Le précédent rassemblement, dimanche 9 février, avait réuni près de 70.000 personnes sur le Maïdan, occupé depuis près de trois mois, couvert d'une centaine de tentes et entourée de barricades. Le mouvement de contestation s'est transformé au fil des semaines en un rejet pur et simple du régime du président Viktor Ianoukovitch, et ni la démission du gouvernement ni les négociations engagées après les affrontements, qui ont fait quatre morts et plus de 500 blessés fin janvier, n'ont réglé le conflit.

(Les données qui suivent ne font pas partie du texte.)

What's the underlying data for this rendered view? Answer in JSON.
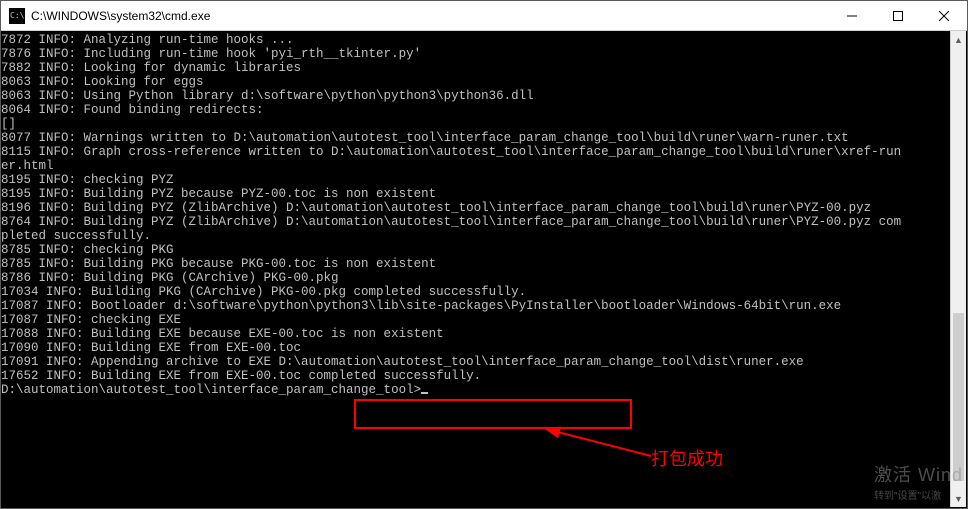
{
  "window": {
    "title": "C:\\WINDOWS\\system32\\cmd.exe"
  },
  "terminal": {
    "lines": [
      "7872 INFO: Analyzing run-time hooks ...",
      "7876 INFO: Including run-time hook 'pyi_rth__tkinter.py'",
      "7882 INFO: Looking for dynamic libraries",
      "8063 INFO: Looking for eggs",
      "8063 INFO: Using Python library d:\\software\\python\\python3\\python36.dll",
      "8064 INFO: Found binding redirects:",
      "[]",
      "8077 INFO: Warnings written to D:\\automation\\autotest_tool\\interface_param_change_tool\\build\\runer\\warn-runer.txt",
      "8115 INFO: Graph cross-reference written to D:\\automation\\autotest_tool\\interface_param_change_tool\\build\\runer\\xref-run",
      "er.html",
      "8195 INFO: checking PYZ",
      "8195 INFO: Building PYZ because PYZ-00.toc is non existent",
      "8196 INFO: Building PYZ (ZlibArchive) D:\\automation\\autotest_tool\\interface_param_change_tool\\build\\runer\\PYZ-00.pyz",
      "8764 INFO: Building PYZ (ZlibArchive) D:\\automation\\autotest_tool\\interface_param_change_tool\\build\\runer\\PYZ-00.pyz com",
      "pleted successfully.",
      "8785 INFO: checking PKG",
      "8785 INFO: Building PKG because PKG-00.toc is non existent",
      "8786 INFO: Building PKG (CArchive) PKG-00.pkg",
      "17034 INFO: Building PKG (CArchive) PKG-00.pkg completed successfully.",
      "17087 INFO: Bootloader d:\\software\\python\\python3\\lib\\site-packages\\PyInstaller\\bootloader\\Windows-64bit\\run.exe",
      "17087 INFO: checking EXE",
      "17088 INFO: Building EXE because EXE-00.toc is non existent",
      "17090 INFO: Building EXE from EXE-00.toc",
      "17091 INFO: Appending archive to EXE D:\\automation\\autotest_tool\\interface_param_change_tool\\dist\\runer.exe",
      "17652 INFO: Building EXE from EXE-00.toc completed successfully.",
      "",
      "D:\\automation\\autotest_tool\\interface_param_change_tool>"
    ],
    "prompt_has_cursor": true
  },
  "annotation": {
    "label": "打包成功"
  },
  "watermark": {
    "line1": "激活 Wind",
    "line2": "转到\"设置\"以激"
  }
}
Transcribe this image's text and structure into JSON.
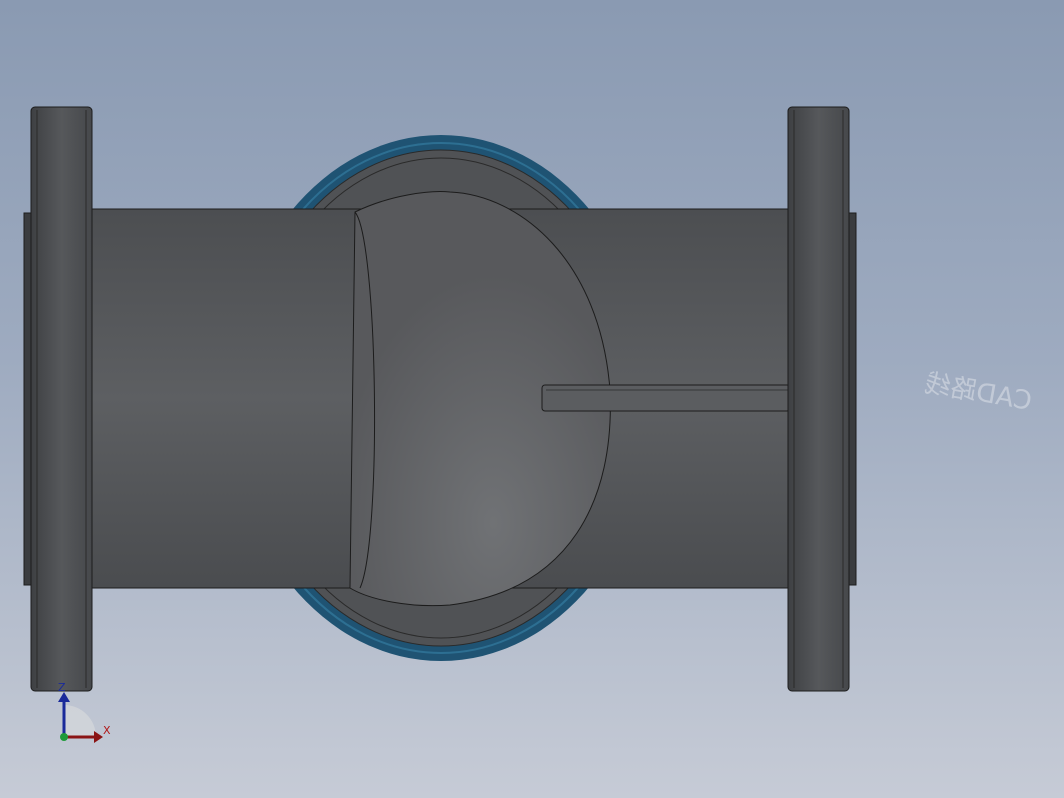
{
  "viewport": {
    "background_top": "#8a9ab2",
    "background_bottom": "#c6cbd6"
  },
  "model": {
    "body_color": "#5a5c5f",
    "seal_ring_color": "#1f5373",
    "edge_color": "#1c1c1c"
  },
  "triad": {
    "z_label": "Z",
    "x_label": "X",
    "z_color": "#1a2a9a",
    "x_color": "#b01818"
  },
  "watermark": {
    "text": "CAD路线",
    "mirrored": true
  }
}
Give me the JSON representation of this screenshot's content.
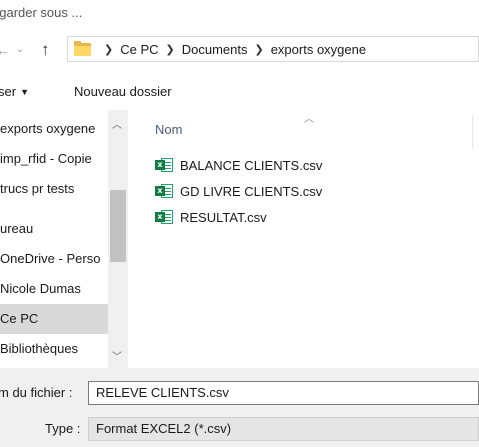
{
  "window": {
    "title": "egarder sous ..."
  },
  "address": {
    "crumbs": [
      "Ce PC",
      "Documents",
      "exports oxygene"
    ]
  },
  "toolbar": {
    "organize_label": "ser",
    "new_folder_label": "Nouveau dossier"
  },
  "nav": {
    "items": [
      {
        "label": "exports oxygene"
      },
      {
        "label": "imp_rfid - Copie"
      },
      {
        "label": "trucs pr tests"
      },
      {
        "label": "ureau"
      },
      {
        "label": "OneDrive - Perso"
      },
      {
        "label": "Nicole Dumas"
      },
      {
        "label": "Ce PC"
      },
      {
        "label": "Bibliothèques"
      }
    ]
  },
  "main": {
    "column_name": "Nom",
    "files": [
      {
        "name": "BALANCE CLIENTS.csv",
        "icon": "excel-csv-icon"
      },
      {
        "name": "GD LIVRE CLIENTS.csv",
        "icon": "excel-csv-icon"
      },
      {
        "name": "RESULTAT.csv",
        "icon": "excel-csv-icon"
      }
    ]
  },
  "form": {
    "filename_label": "m du fichier :",
    "filename_value": "RELEVE CLIENTS.csv",
    "type_label": "Type :",
    "type_value": "Format EXCEL2 (*.csv)"
  },
  "colors": {
    "folder": "#ffd764",
    "excel": "#107c41",
    "selection": "#d9d9d9",
    "panel": "#f0f0f0"
  }
}
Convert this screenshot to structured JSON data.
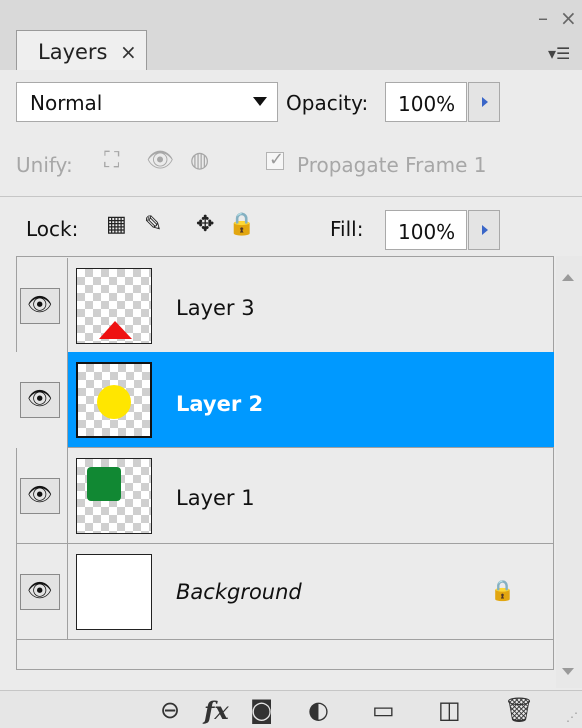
{
  "panel": {
    "tab_label": "Layers",
    "tab_close": "×",
    "win_min": "–",
    "win_close": "×",
    "menu_glyph": "▾☰"
  },
  "controls": {
    "blend_mode": "Normal",
    "opacity_label": "Opacity:",
    "opacity_value": "100%",
    "unify_label": "Unify:",
    "propagate_label": "Propagate Frame 1",
    "propagate_checked": true,
    "lock_label": "Lock:",
    "fill_label": "Fill:",
    "fill_value": "100%"
  },
  "icons": {
    "unify_position": "⛶",
    "unify_visibility": "👁",
    "unify_style": "◍",
    "lock_transparent": "▦",
    "lock_image": "✎",
    "lock_position": "✥",
    "lock_all": "🔒",
    "eye": "👁",
    "link": "⊖",
    "fx": "fx",
    "mask": "◙",
    "adjustment": "◐",
    "group": "▭",
    "new_layer": "◫",
    "trash": "🗑"
  },
  "layers": [
    {
      "name": "Layer 3",
      "visible": true,
      "selected": false,
      "content": "red-triangle",
      "color": "#ee1111"
    },
    {
      "name": "Layer 2",
      "visible": true,
      "selected": true,
      "content": "yellow-circle",
      "color": "#ffe600"
    },
    {
      "name": "Layer 1",
      "visible": true,
      "selected": false,
      "content": "green-square",
      "color": "#118833"
    },
    {
      "name": "Background",
      "visible": true,
      "selected": false,
      "content": "white",
      "locked": true,
      "italic": true
    }
  ],
  "colors": {
    "selection": "#0099ff",
    "stepper_arrow": "#3a66c8"
  }
}
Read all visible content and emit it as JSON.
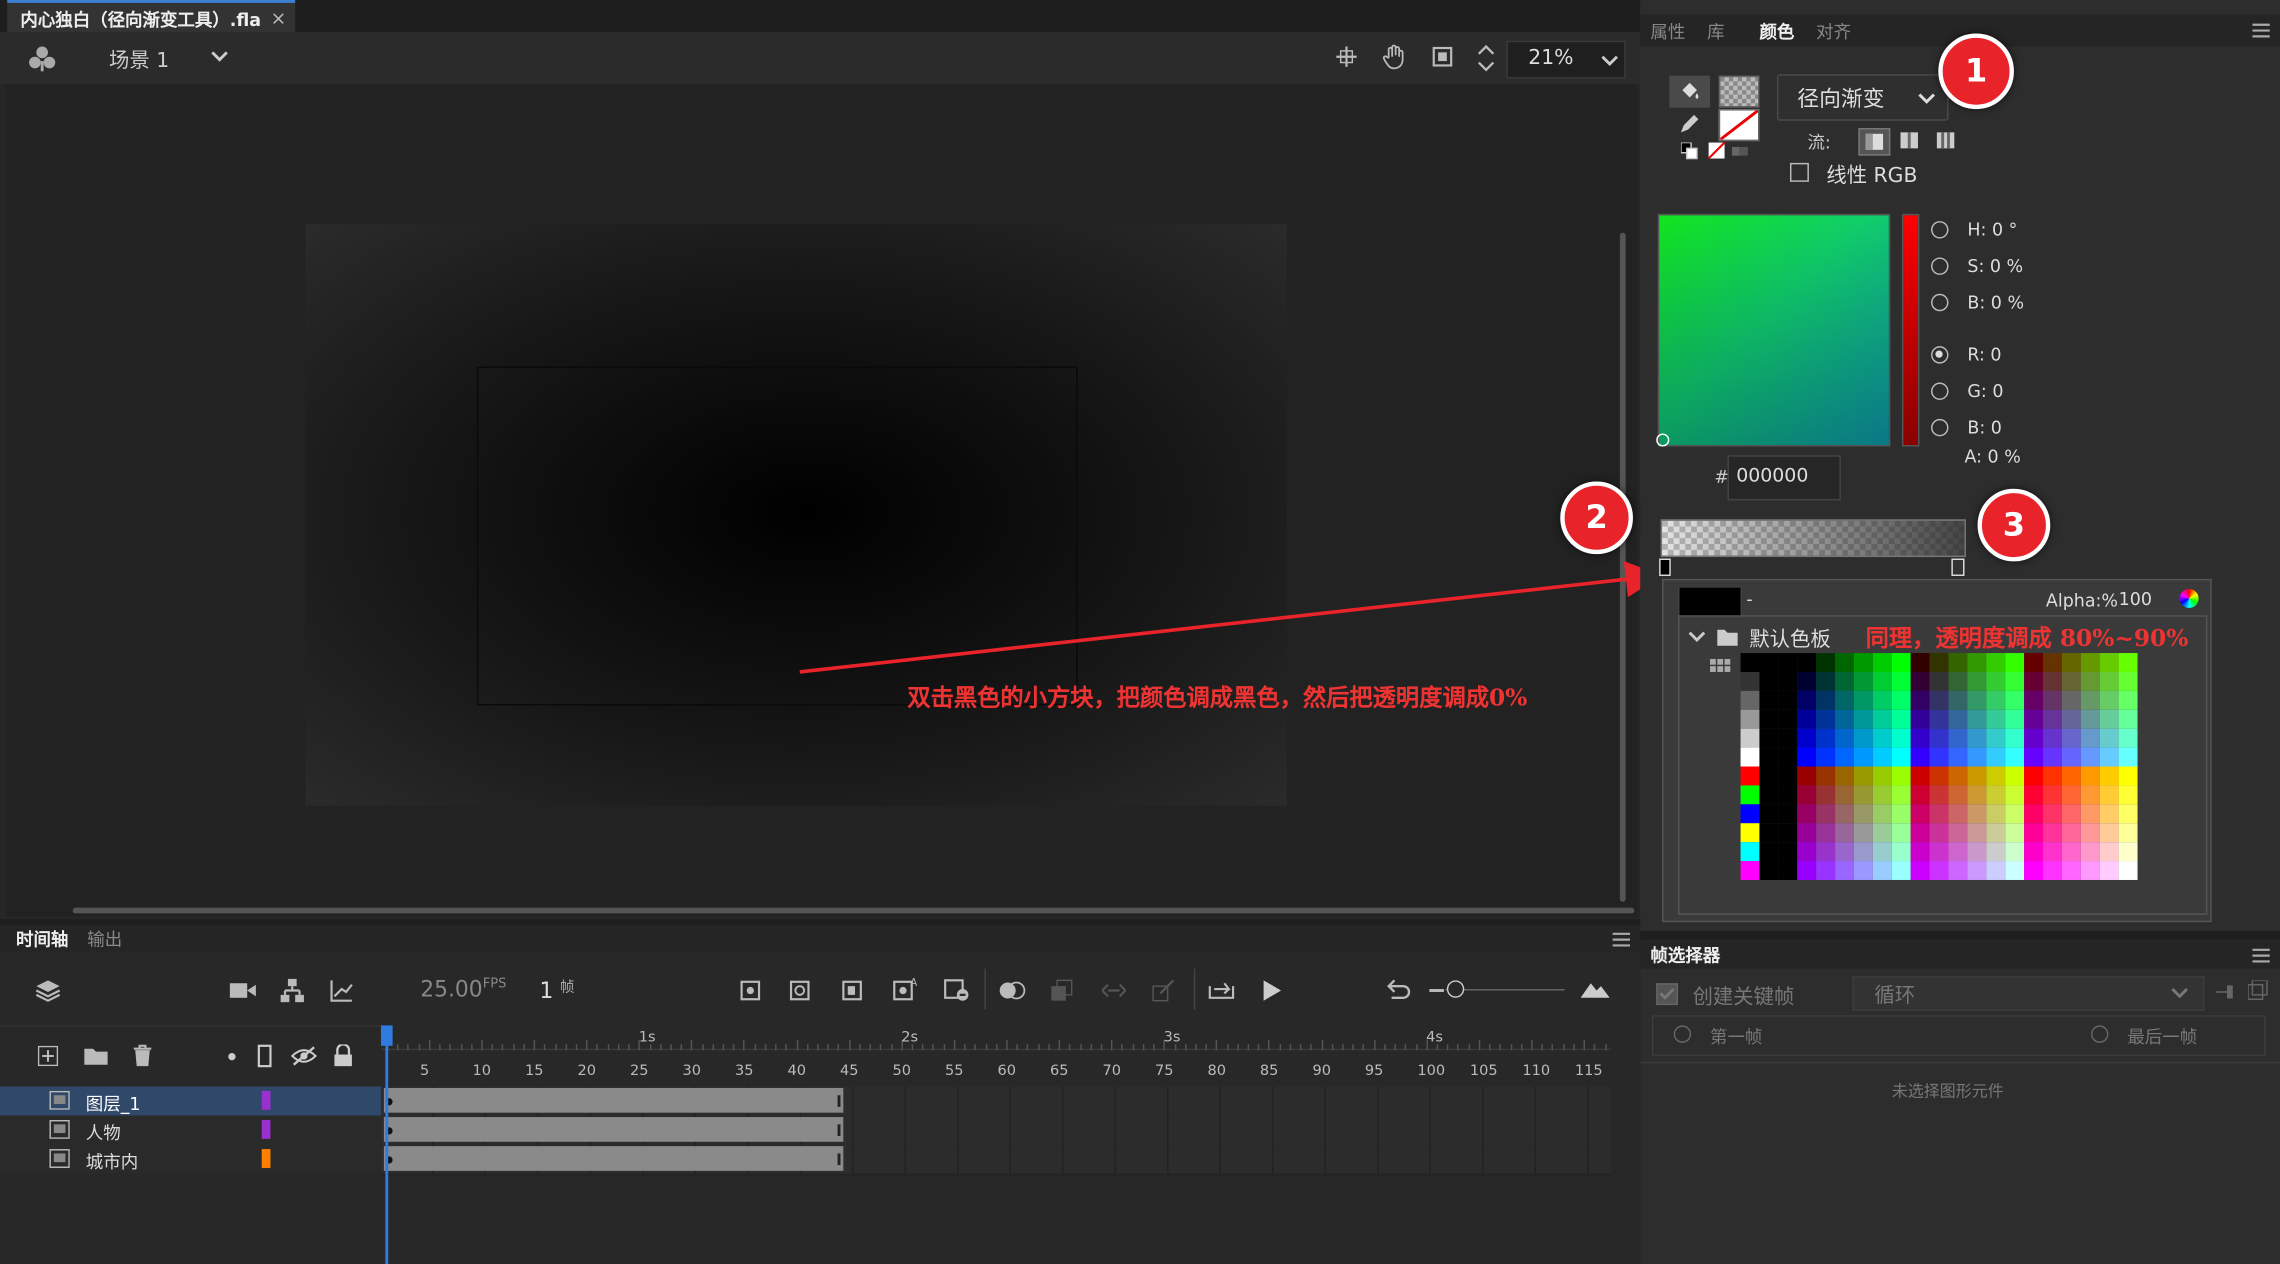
{
  "doc_tab": {
    "title": "内心独白（径向渐变工具）.fla",
    "close": "×"
  },
  "scene": {
    "label": "场景 1"
  },
  "zoom": "21%",
  "right_tabs": [
    "属性",
    "库",
    "颜色",
    "对齐"
  ],
  "color_panel": {
    "fill_type": "径向渐变",
    "flow_label": "流:",
    "linear_rgb": "线性 RGB",
    "hsb": {
      "h": "H: 0 °",
      "s": "S: 0 %",
      "b": "B: 0 %"
    },
    "rgb": {
      "r": "R: 0",
      "g": "G: 0",
      "b": "B: 0"
    },
    "alpha": "A: 0 %",
    "hex_hash": "#",
    "hex": "000000",
    "selected_rgb_channel": "R"
  },
  "swatch_popup": {
    "dash": "-",
    "alpha_label": "Alpha:%",
    "alpha_value": "100",
    "palette_name": "默认色板"
  },
  "annotations": {
    "a1": "1",
    "a2": "2",
    "a3": "3",
    "note2": "双击黑色的小方块，把颜色调成黑色，然后把透明度调成0%",
    "note3": "同理，透明度调成 80%~90%"
  },
  "timeline": {
    "tabs": [
      "时间轴",
      "输出"
    ],
    "fps": "25.00",
    "fps_unit": "FPS",
    "frame": "1",
    "frame_unit": "帧",
    "seconds": [
      "1s",
      "2s",
      "3s",
      "4s"
    ],
    "frame_ticks": [
      "5",
      "10",
      "15",
      "20",
      "25",
      "30",
      "35",
      "40",
      "45",
      "50",
      "55",
      "60",
      "65",
      "70",
      "75",
      "80",
      "85",
      "90",
      "95",
      "100",
      "105",
      "110",
      "115"
    ],
    "layers": [
      {
        "name": "图层_1",
        "color": "#9b30d0",
        "selected": true
      },
      {
        "name": "人物",
        "color": "#9b30d0",
        "selected": false
      },
      {
        "name": "城市内",
        "color": "#ff7f00",
        "selected": false
      }
    ]
  },
  "frame_picker": {
    "title": "帧选择器",
    "create_keyframe": "创建关键帧",
    "loop": "循环",
    "first_frame": "第一帧",
    "last_frame": "最后一帧",
    "empty": "未选择图形元件"
  }
}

Les opposants ont promis de préparer dimanche «une offensive pacifique» pour obtenir la satisfaction de leurs revendications. Pour désamorcer la tension, les autorités ont annoncé vendredi avoir libéré la totalité des 234 manifestants interpellés depuis décembre. Mais les accusations pesant sur eux, qui peuvent valoir aux opposants de lourdes peines allant jusqu'à 15 ans de prison, ne seront abandonnées, en vertu d'une loi d'amnistie adoptée en janvier, que si les contestataires évacuent les bâtiments officiels qu'ils occupent, dont la mairie de Kiev.

Le président Ianoukovitch appelle à «des concessions»

En contrepartie, le président Ianoukovitch a appelé vendredi soir l'opposition à «faire aussi des concessions». Le parti nationaliste Svoboda qui contrôle la mairie s'est déclaré samedi «prêt» à évacuer le bâtiment une fois que la décision sera rendue publique par le «conseil» du Maïdan composé de représentants des partis d'opposition et de militants civils.

«Le délai expire lundi (...) Nous voulons que cette décision soit approuvée par toutes les forces d'opposition», a souligné IOuri Syrotiouk, numéro deux de la formation. La décision pourrait être annoncée lors de la manifestation dimanche.